Que voulez que je réponde ?
La décision tombe : avertissement oral, à ne surtout pas oublier.
Par moments, je me sens un peu fatigué dans mon rôle de team manager…
Le soir, on quitte le circuit vers 20 heures car le warm up est à 8h30 le lendemain.
Dimanche matin, le thermomètre affiche 3°. On passe chez Total pour acheter notre essence « racing » personnelle puis on se gèle sur le circuit. Dans ces conditions, il n’y a rien à gagner et tout à perdre, aussi Valentin ne fait que quelques tours avant de rentrer.

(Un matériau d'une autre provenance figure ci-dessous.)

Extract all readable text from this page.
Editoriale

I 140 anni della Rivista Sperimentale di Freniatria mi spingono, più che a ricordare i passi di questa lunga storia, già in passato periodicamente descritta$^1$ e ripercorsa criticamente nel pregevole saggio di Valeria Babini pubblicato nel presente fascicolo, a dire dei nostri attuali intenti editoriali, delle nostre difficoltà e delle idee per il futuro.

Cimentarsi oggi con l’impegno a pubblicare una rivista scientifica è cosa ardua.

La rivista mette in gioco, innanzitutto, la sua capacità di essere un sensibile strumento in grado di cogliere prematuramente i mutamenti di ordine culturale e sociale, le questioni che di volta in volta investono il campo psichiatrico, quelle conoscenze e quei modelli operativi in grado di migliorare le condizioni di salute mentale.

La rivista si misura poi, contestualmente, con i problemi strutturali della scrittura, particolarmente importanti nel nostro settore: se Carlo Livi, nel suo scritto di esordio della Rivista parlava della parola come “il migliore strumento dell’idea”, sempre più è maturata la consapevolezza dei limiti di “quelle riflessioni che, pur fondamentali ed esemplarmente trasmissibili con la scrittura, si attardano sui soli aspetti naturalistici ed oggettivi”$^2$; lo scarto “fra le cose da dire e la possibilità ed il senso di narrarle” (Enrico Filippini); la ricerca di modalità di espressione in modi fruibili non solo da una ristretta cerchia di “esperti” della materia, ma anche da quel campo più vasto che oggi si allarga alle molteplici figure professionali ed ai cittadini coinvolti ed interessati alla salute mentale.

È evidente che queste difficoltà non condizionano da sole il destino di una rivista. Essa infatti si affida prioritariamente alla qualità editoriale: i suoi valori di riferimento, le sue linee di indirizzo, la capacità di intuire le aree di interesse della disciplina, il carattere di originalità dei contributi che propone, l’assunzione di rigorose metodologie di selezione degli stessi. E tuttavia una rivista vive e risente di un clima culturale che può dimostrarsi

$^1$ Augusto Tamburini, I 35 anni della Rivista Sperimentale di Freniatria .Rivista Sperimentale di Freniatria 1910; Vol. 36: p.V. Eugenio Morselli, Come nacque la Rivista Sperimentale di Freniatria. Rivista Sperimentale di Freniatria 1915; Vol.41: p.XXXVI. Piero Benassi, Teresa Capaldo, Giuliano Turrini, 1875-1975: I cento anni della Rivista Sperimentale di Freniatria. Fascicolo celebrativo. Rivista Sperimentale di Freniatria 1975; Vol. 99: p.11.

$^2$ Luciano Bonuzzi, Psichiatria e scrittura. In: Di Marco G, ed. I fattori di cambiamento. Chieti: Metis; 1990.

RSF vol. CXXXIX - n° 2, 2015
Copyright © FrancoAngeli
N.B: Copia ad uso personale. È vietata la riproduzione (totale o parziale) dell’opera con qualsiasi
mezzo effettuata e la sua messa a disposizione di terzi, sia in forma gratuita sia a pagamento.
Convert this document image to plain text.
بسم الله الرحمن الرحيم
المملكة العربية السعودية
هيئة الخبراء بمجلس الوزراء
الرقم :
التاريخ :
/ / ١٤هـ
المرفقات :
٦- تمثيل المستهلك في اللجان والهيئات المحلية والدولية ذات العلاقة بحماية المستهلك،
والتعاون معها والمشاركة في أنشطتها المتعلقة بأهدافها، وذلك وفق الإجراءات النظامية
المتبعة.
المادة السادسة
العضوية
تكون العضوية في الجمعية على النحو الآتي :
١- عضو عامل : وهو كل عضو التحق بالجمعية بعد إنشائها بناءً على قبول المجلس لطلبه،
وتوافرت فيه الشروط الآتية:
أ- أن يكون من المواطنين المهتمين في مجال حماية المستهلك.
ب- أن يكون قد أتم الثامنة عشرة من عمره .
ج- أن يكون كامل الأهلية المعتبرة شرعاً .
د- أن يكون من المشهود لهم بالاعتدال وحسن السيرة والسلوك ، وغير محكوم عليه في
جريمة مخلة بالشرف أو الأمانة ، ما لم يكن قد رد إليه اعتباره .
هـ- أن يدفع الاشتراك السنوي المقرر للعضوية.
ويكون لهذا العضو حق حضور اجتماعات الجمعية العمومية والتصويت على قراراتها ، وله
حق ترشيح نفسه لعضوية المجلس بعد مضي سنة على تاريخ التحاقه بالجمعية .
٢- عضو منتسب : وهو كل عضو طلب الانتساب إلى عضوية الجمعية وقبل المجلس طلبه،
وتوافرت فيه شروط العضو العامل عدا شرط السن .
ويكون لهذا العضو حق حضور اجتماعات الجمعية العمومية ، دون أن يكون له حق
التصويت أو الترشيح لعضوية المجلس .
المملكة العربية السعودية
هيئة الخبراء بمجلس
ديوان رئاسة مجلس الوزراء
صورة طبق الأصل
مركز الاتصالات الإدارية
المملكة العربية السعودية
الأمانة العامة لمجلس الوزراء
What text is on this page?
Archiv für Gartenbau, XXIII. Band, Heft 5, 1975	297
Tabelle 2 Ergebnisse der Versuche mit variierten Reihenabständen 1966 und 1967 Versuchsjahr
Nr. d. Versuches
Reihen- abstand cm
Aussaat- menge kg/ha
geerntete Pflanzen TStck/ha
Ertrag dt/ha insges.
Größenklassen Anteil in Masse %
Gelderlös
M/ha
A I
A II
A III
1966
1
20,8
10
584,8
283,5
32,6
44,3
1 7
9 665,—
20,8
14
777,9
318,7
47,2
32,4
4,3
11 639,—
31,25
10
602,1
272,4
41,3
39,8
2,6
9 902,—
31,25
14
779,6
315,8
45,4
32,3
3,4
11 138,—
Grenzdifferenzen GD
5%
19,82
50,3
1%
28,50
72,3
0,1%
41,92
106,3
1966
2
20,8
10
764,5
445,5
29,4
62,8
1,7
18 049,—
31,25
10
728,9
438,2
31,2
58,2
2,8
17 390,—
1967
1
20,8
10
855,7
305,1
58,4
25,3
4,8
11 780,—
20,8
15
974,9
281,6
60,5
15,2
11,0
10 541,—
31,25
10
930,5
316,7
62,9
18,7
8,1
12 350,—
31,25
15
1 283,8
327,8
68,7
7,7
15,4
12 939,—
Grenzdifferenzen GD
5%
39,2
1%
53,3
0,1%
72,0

La suite, vous la connaissez déjà, avec le podium en première course (Valentin aura droit à la bise d’Hubert Rigal) puis l’oubli qui entraîne la fermeture de la pit-lane, un départ en dernière ligne et, indirectement, une petite chute.
Il faut gérer les courses mais aussi la présence des membres du forum.
Si la plupart se rendent utiles, certains s’occupent tout seul …
Après la course, grosse séance « média » avec Motors TV, Sport-Bikes, Moto Journal et Moto Revue !
On démonte la tente et répartit les choses entre les deux camionnettes. La moto de course repart à Chartres pour être remise en état tandis que Valentin charge la moto « Liberty Yam» destinée à bientôt retourner à son propriétaire.
Félicitations, remerciement mutuels et séparation de l’équipe du Mans.
Juste avant de partir, Valentin me donne son casque, ce qui me touche très sincèrement.
Il figure maintenant en bonne place devant ses couleurs...
Moralité de cette première expérience: team manager, c’est fatiguant, on court partout, on, dort mal, on mange mal, on ne voit pas les courses, on a souvent les yeux humides, voire plus, mais on est heureux sur la route du retour, en essayant de rester éveillé en se remémorant les moments que l’on vient de vivre.